I kept re-reading my notes and forgetting them anyway. Active recall plus spaced repetition is what actually works, but making the flashcards by hand is tedious enough that I never kept it up.
So I built StudyLoop. You paste your notes (a chapter, an article, lecture notes, whatever) and it writes clean question/answer flashcards for you. Then you study them with spaced repetition built in, so each card comes back right around when you'd start to forget it.
Honest status: it's live, it works, and it has zero users so far. I'm alright at building and bad at distribution, which is most of why I'm posting here.
Two things I'd genuinely like your take on:
Free to try, no card needed, nothing to install: https://studyloop-jelonmans-projects.vercel.app
Tear it apart.
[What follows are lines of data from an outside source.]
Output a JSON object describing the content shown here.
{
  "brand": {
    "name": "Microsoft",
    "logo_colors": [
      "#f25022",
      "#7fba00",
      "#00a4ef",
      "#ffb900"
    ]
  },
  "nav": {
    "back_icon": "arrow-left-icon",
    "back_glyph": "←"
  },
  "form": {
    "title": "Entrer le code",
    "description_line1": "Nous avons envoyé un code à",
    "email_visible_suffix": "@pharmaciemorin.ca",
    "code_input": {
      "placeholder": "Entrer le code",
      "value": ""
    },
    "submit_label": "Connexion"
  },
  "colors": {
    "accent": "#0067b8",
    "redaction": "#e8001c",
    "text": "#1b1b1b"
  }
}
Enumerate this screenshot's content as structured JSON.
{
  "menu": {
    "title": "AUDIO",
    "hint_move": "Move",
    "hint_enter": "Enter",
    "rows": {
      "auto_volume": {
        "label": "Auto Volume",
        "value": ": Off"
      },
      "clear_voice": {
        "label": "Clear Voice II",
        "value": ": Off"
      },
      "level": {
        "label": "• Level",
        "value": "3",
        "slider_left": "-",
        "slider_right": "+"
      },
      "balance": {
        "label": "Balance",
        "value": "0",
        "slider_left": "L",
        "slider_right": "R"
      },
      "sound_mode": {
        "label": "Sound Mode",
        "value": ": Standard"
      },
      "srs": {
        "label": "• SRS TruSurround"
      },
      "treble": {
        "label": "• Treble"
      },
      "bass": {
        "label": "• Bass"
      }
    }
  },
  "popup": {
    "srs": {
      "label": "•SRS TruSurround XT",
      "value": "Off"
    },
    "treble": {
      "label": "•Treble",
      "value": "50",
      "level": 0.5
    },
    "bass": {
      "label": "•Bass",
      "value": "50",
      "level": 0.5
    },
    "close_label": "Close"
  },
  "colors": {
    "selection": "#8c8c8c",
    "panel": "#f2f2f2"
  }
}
I'd rather hear why it won't work now than in a month.
The thing I’d be careful with is assuming this is mainly a distribution problem.
“Paste notes, get flashcards” is useful, but the harder question is who feels the pain sharply enough to care right now, because different study situations behave very differently.
Someone cramming for an exam, someone learning technical material, and someone trying to retain books probably value different things.
Feels like the first real decision is less about channels and more about which learning moment StudyLoop should own first.
Hey!, What is the best use case you use it for? And It would be cool if anyone could share a collection of flashcards in a some sort of public link, maybe that could give you some traction?